Filipe Araújo/AE-24/8/2011
Filipe Araújo/AE-24/8/2011

Senadores ameaçam parar Previdência após 1º turno se governo não cumprir compromissos assumidos

Insatisfação é atribuída ao risco de a divisão dos recursos do megaleilão do petróleo ser alterada na Câmara; além disso, senadores citam a demanda pela liberação de emendas parlamentares

Daniel Weterman, Amanda Pupo e Idiana Tomazelli, O Estado de S.Paulo

01 de outubro de 2019 | 15h55

BRASÍLIA - Senadores ameaçam parar a reforma da Previdência após a votação do primeiro turno da proposta no plenário do Senado, que deve ocorrer nesta terça-feira, 1º. A insatisfação é atribuída ao risco de a divisão dos recursos do megaleilão do petróleo ser alterada na Câmara. Além disso, senadores citam a demanda pela liberação de emendas parlamentares. Segundo o líder do PSL no Senado, Major Olímpio (SP), a maioria dos senadores alertou que a votação de hoje vai ocorrer "pelo Brasil", mas, se compromissos assumidos pelo governo não forem cumpridos, não haverá o segundo turno de votação.

A pressão acendeu um alerta no governo e no relator da reforma da Previdência no Senado, Tasso Jereissati (PSDB-CE). Nesta terça, a CCJ aprovou a proposta de Jereissati, que deve ser votada em primeiro turno e passar pelo primeiro teste no plenário. A votação do texto em segundo turno, no entanto, ainda é dúvida. Parlamentares ameaçam adiar a conclusão da reforma na Casa se não tiverem demandas atendidas pelo governo. No calendário da medida, a votação do segundo turno seria feita no próximo dia 10.

A preocupação com o pacote do chamado pacto federativo, que prevê masi recursos para Estados e municípios, e com a liberação de emendas foi discutida em reunião de lideranças partidárias no gabinete da presidente da Comissão de Constituição e Justiça (CCJ) do Senado, Simone Tebet (MDB-MS), antes da sessão do colegiado que deu aval à proposta de reforma da Previdência.

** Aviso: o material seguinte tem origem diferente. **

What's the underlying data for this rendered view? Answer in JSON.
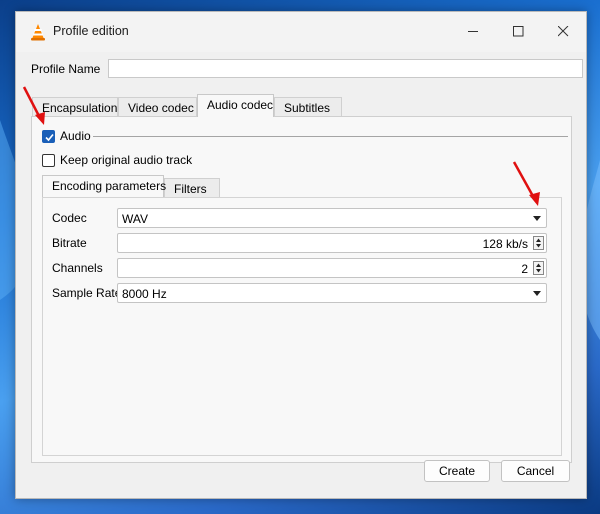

"Agora, a água passou do umbigo porque não foi uma ameaça, foi um alerta da maioria dos senadores dizendo: nós vamos votar hoje pelo Brasil, mas se não acontecerem compromissos assumidos pelo governo, não haverá a votação no dia 10", disse Major Olímpio. "Houve manifestações da maioria dos senadores principalmente pela não concretização de ações em relação ao avanço do pacto federativo. Nós teremos que ter uma série de ações que deverão acontecer para que haja, não a votação no dia 10, mas para que vote o segundo turno", acrescentou.

Olímpio observou o risco de a divisão dos recursos do megaleilão do petróleo com Estados e municípios conforme os critérios elaborados pelo Senado ser alterada na Câmara e a preocupação com "demandas regionais" dos parlamentares, fazendo referência à liberação de emendas. Pelos critérios do Senado, Norte e Nordeste são as regiões mais beneficiadas com os repasses da chamada cessão onerosa. Na segunda, 30, o presidente do Senado, Davi Alcolumbre (DEM-AP), afirmou que, se a Câmara não mantiver o que os senadores desejam, o governo vai editar uma medida provisória com a distribuição. Só com os critérios do Senado é que Alcolumbre está disposto a pautar um projeto que abre um crédito extra e libera o pagamento de R$ 33 bilhões da União à Petrobrás na cessão onerosa. O relator da proposta admitiu a preocupação. "Eu não estou nesse grupo. Sempre levanta (preocupação), a gente quer que se vote. Não sou eu quem quero, é o País que quer que se vote o mais rápido possível. Existe, mas isto faz parte da vida política, outras negociações em paralelo", declarou Jereissati após a sessão da CCJ.

O líder do governo no Senado, Fernando Bezerra Coelho (MDB-PE), prometeu empenho para que o pacto federativo avance na Casa. "Entre a votação de hoje de primeiro turno e a votação de segundo turno, nós vamos trabalhar muito para poder fazer avançar os pontos do pacto federativo, que é muito sensível para os senadores." Para Bezerra, cabe ao governo fazer avaliações e "procurar criar o ambiente necessário para avançar com a votação (da reforma da Previdência) em segundo turno."